MLflow
What is MLflow?
MLflow is a powerful platform for managing the machine learning lifecycle, including tracking experiments, managing model versions, and deploying models to production. In Ilum, MLflow is seamlessly integrated to provide advanced functionalities for data scientists and engineers. This documentation details the features, integration steps, and usage of MLflow within the Ilum ecosystem.
Features of MLflow
Experiment Tracking
- Log parameters, metrics, and artifacts for every machine learning experiment.
- Visualize and compare experiment results in a centralized UI.
- Automatically store experiment metadata in Ilum's integrated storage solutions.
Model Registry
- Manage models with version control.
- Transition models through lifecycle stages: development, staging, and production.
- Integrate directly with Ilum deployment pipelines.
Setting Up MLflow in Ilum
Helm Deployment
To enable MLflow in Ilum, use the following Helm command:
helm upgrade \ --set mlflow.enabled=true \ --reuse-values ilum ilum/ilum
This command will:
- Deploy the MLflow and MLflow tracking server.
- Integrate MLflow with Ilum's storage and tracking services.
- Enable MLflow Tracking UI and Model Registry.
Using MLflow in Ilum
Configuration Setup
Global Configuration
To enable MLflow across the current Ilum instance:
- Update the Spark image in the cluster settings to
ilum/spark:3.5.3-mlflow
or a newer version.
Python/Scala Jobs
Add the following parameter in the service configuration:
spark.kubernetes.container.image: ilum/spark:3.5.3-mlflow
Jupyter Notebook
Add the following parameter in the properties JSON under the conf
array:
"spark.kubernetes.container.image": "ilum/spark:3.5.3-mlflow"
Regardless of the environment, set the Tracking URL to: http://ilum-mlflow-tracking:5000.
Tracking Experiments
MLflow tracking is preconfigured in Ilum. By providing the correct Tracking URL, all runs and experiments are automatically tracked.
- Log metrics and parameters in your machine learning scripts:
import mlflow
import mlflow.sklearn
with mlflow.start_run():
mlflow.log_param("param1", 5)
mlflow.log_metric("accuracy", 0.85)
mlflow.sklearn.log_model(model, "model")
Managing Models
-
Register a model in the MLflow Model Registry:
from mlflow.tracking import MlflowClient
client = MlflowClient()
run_uri = "runs:/<RUN_ID>/model"
model_name = "dev.MLTeam.model-name"
client.create_registered_model(model_name)

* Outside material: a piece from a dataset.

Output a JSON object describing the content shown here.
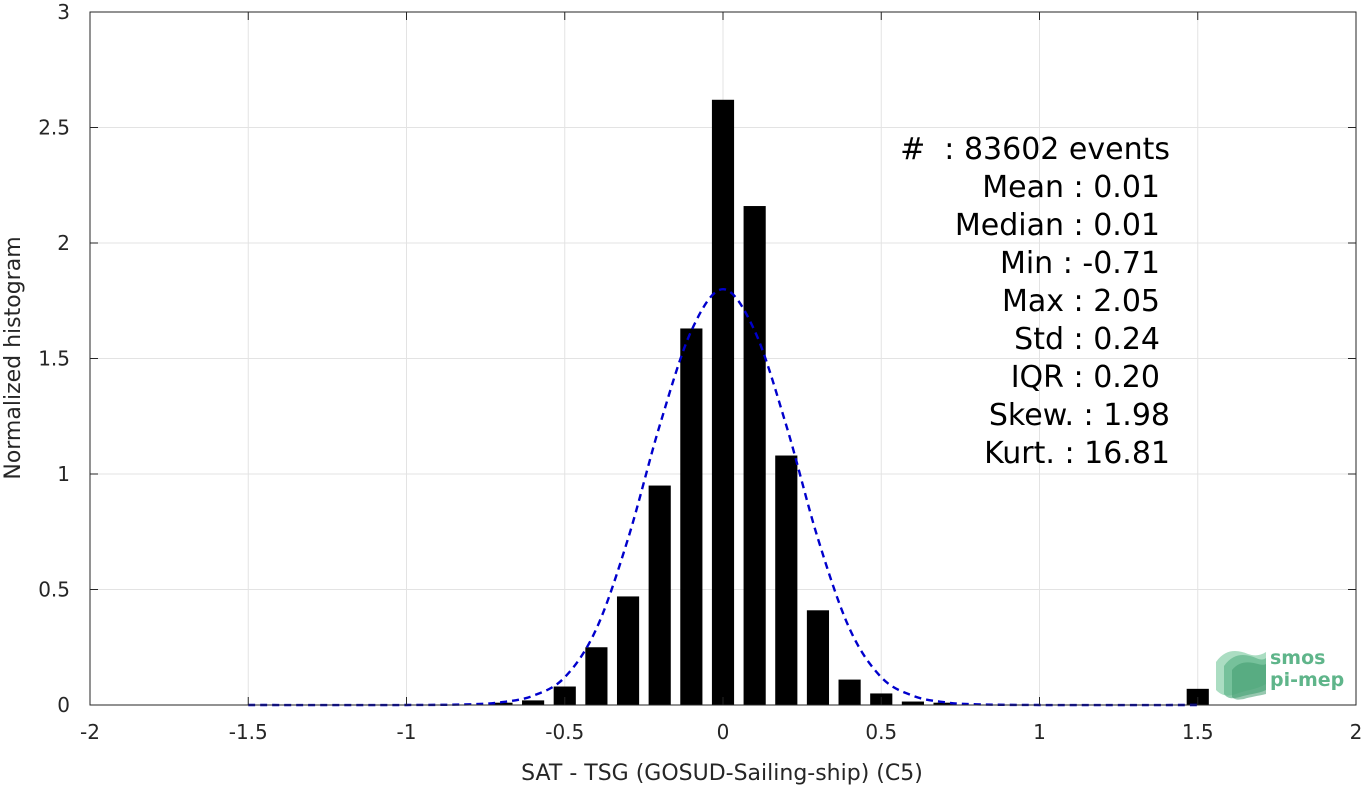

mv_src = client.create_model_version(model_name, run_uri, "experiment") -
Assign aliases to model versions:
client.set_registered_model_alias(model_name, "champion", "2")
Conclusion
MLflow's integration into Ilum provides a robust solution for managing machine learning workflows. From experiment tracking to model deployment, Ilum enhances MLflow's capabilities with seamless integration into its infrastructure. Use the steps and configurations outlined here to get started with MLflow in Ilum.